Not long ago, a psychiatrist in private practice telephoned associate professor of psychiatry Robert Stickgold, a cognitive neuroscientist specializing in sleep research. He asked whether Stickgold knew of any reason not to prescribe modafinil, a new wakefulness-promoting drug, to a Harvard undergraduate facing a lot of academic work in exam period.
The question resonated on several levels. Used as an aid to prolonged study, modafinil is tantamount to a “performance-enhancing” drug—one of those controversial, and often illegal, boosters used by some athletes. In contrast to wakefulness-producing stimulants like amphetamines, modafinil (medically indicated for narcolepsy and tiredness secondary to multiple sclerosis and depression) does not seem to impair judgment or produce jitters. “There’s no buzz, no crash, and it’s not clear that the body tries to make up the lost sleep,” reports Stickgold. “That said, all sleeping medications more or less derange your normal sleep patterns. They do not produce normal sleep.” Even so, the U.S. military is sinking millions of dollars into research on modafinil, trying to see if they can keep soldiers awake and on duty—in Iraq, for example—for 80 out of 88 hours: two 40-hour shifts separated by eight hours of sleep.
“No—no reason at all not to,” Stickgold told the psychiatrist. “Not unless you think sleep does something.”
When people make the unlikely claim that they get by on four hours of sleep per night, Stickgold often asks if they worry about what they are losing. “You get a blank look,” he says. “They think that sleep is wasted time.” But sleep is not merely “down time” between episodes of being alive.

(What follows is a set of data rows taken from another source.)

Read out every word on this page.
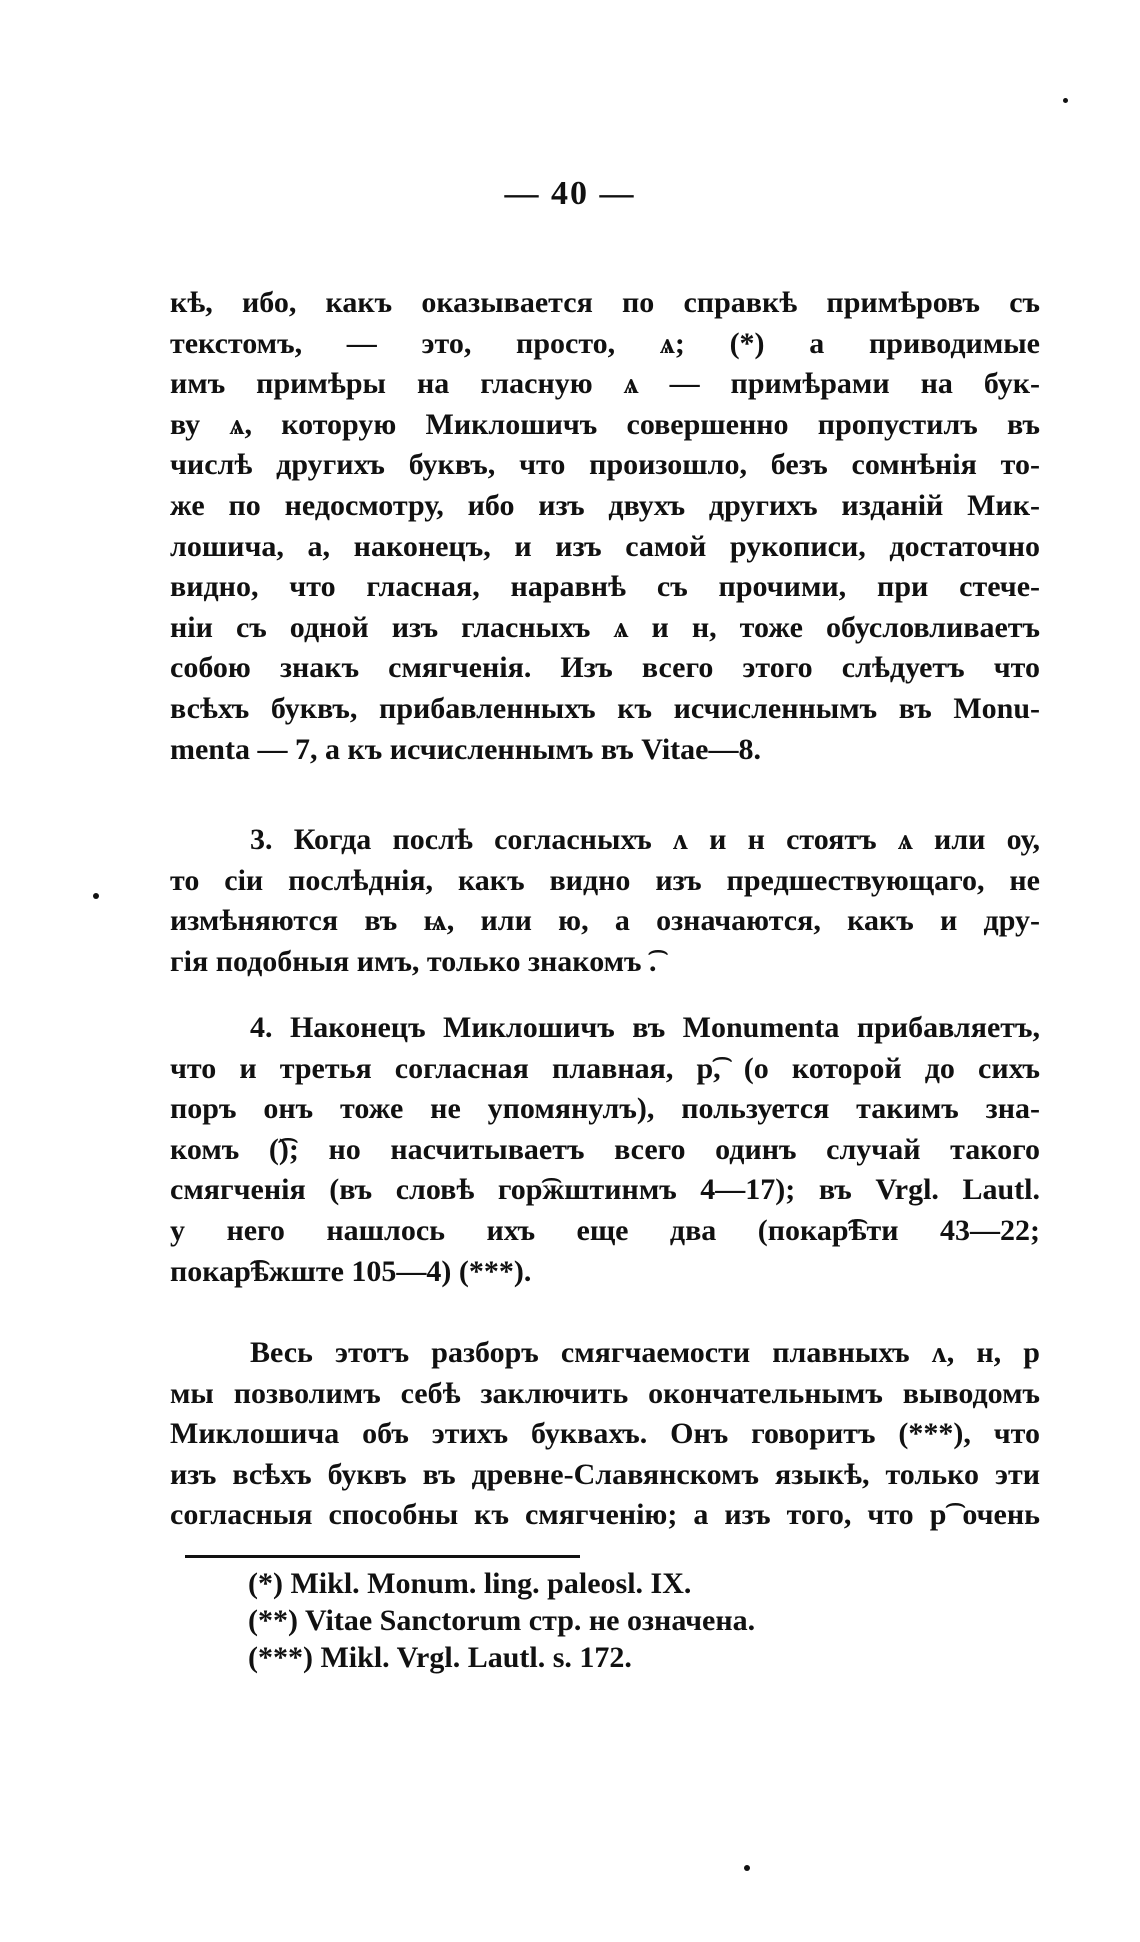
— 40 —
кѣ, ибо, какъ оказывается по справкѣ примѣровъ съ
текстомъ, — это, просто, ѧ; (*) а приводимые
имъ примѣры на гласную ѧ — примѣрами на бук-
ву ѧ, которую Миклошичъ совершенно пропустилъ въ
числѣ другихъ буквъ, что произошло, безъ сомнѣнія то-
же по недосмотру, ибо изъ двухъ другихъ изданій Мик-
лошича, а, наконецъ, и изъ самой рукописи, достаточно
видно, что гласная, наравнѣ съ прочими, при стече-
ніи съ одной изъ гласныхъ ѧ и н, тоже обусловливаетъ
собою знакъ смягченія. Изъ всего этого слѣдуетъ что
всѣхъ буквъ, прибавленныхъ къ исчисленнымъ въ Monu-
menta — 7, а къ исчисленнымъ въ Vitae—8.
3. Когда послѣ согласныхъ ʌ и н стоятъ ѧ или оу,
то сіи послѣднія, какъ видно изъ предшествующаго, не
измѣняются въ ѩ, или ю, а означаются, какъ и дру-
гія подобныя имъ, только знакомъ ͡.
4. Наконецъ Миклошичъ въ Monumenta прибавляетъ,
что и третья согласная плавная, р͡, (о которой до сихъ
поръ онъ тоже не упомянулъ), пользуется такимъ зна-
комъ (͡); но насчитываетъ всего одинъ случай такого
смягченія (въ словѣ гор͡жштинмъ 4—17); въ Vrgl. Lautl.
у него нашлось ихъ еще два (покар͡ѣти 43—22;
покар͡ѣжште 105—4) (***).
Весь этотъ разборъ смягчаемости плавныхъ ʌ, н, р
мы позволимъ себѣ заключить окончательнымъ выводомъ
Миклошича объ этихъ буквахъ. Онъ говоритъ (***), что
изъ всѣхъ буквъ въ древне-Славянскомъ языкѣ, только эти
согласныя способны къ смягченію; а изъ того, что р͡ очень
(*) Mikl. Monum. ling. paleosl. IX.
(**) Vitae Sanctorum стр. не означена.
(***) Mikl. Vrgl. Lautl. s. 172.
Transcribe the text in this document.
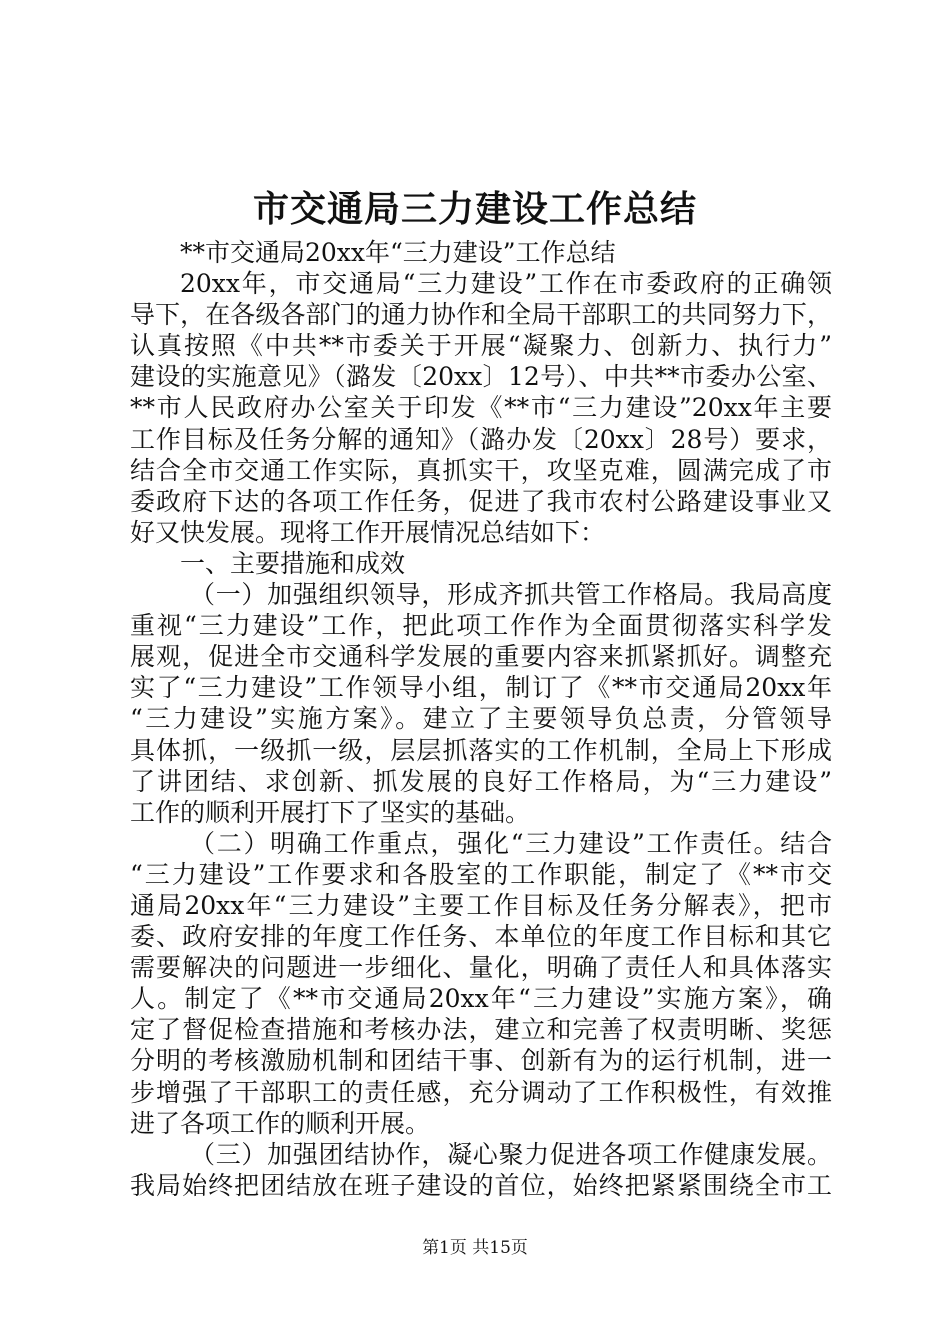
市交通局三力建设工作总结
**市交通局20xx年“三力建设”工作总结
20xx年，市交通局“三力建设”工作在市委政府的正确领
导下，在各级各部门的通力协作和全局干部职工的共同努力下，
认真按照《中共**市委关于开展“凝聚力、创新力、执行力”
建设的实施意见》（潞发〔20xx〕12号）、中共**市委办公室、
**市人民政府办公室关于印发《**市“三力建设”20xx年主要
工作目标及任务分解的通知》（潞办发〔20xx〕28号）要求，
结合全市交通工作实际，真抓实干，攻坚克难，圆满完成了市
委政府下达的各项工作任务，促进了我市农村公路建设事业又
好又快发展。现将工作开展情况总结如下：
一、主要措施和成效
（一）加强组织领导，形成齐抓共管工作格局。我局高度
重视“三力建设”工作，把此项工作作为全面贯彻落实科学发
展观，促进全市交通科学发展的重要内容来抓紧抓好。调整充
实了“三力建设”工作领导小组，制订了《**市交通局20xx年
“三力建设”实施方案》。建立了主要领导负总责，分管领导
具体抓，一级抓一级，层层抓落实的工作机制，全局上下形成
了讲团结、求创新、抓发展的良好工作格局，为“三力建设”
工作的顺利开展打下了坚实的基础。
（二）明确工作重点，强化“三力建设”工作责任。结合
“三力建设”工作要求和各股室的工作职能，制定了《**市交
通局20xx年“三力建设”主要工作目标及任务分解表》，把市
委、政府安排的年度工作任务、本单位的年度工作目标和其它
需要解决的问题进一步细化、量化，明确了责任人和具体落实
人。制定了《**市交通局20xx年“三力建设”实施方案》，确
定了督促检查措施和考核办法，建立和完善了权责明晰、奖惩
分明的考核激励机制和团结干事、创新有为的运行机制，进一
步增强了干部职工的责任感，充分调动了工作积极性，有效推
进了各项工作的顺利开展。
（三）加强团结协作，凝心聚力促进各项工作健康发展。
我局始终把团结放在班子建设的首位，始终把紧紧围绕全市工
第1页 共15页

Within an evolutionary framework, the simple fact that we spend about a third of our lives asleep suggests that sleep is more than a necessary evil. Much transpires while we are asleep, and the question is no longer whether sleep does something, but exactly what it does. Lack of sleep may be related to obesity, diabetes, immune-system dysfunction, and many illnesses, as well as to safety issues such as car accidents and medical errors, plus impaired job performance and productivity in many other activities.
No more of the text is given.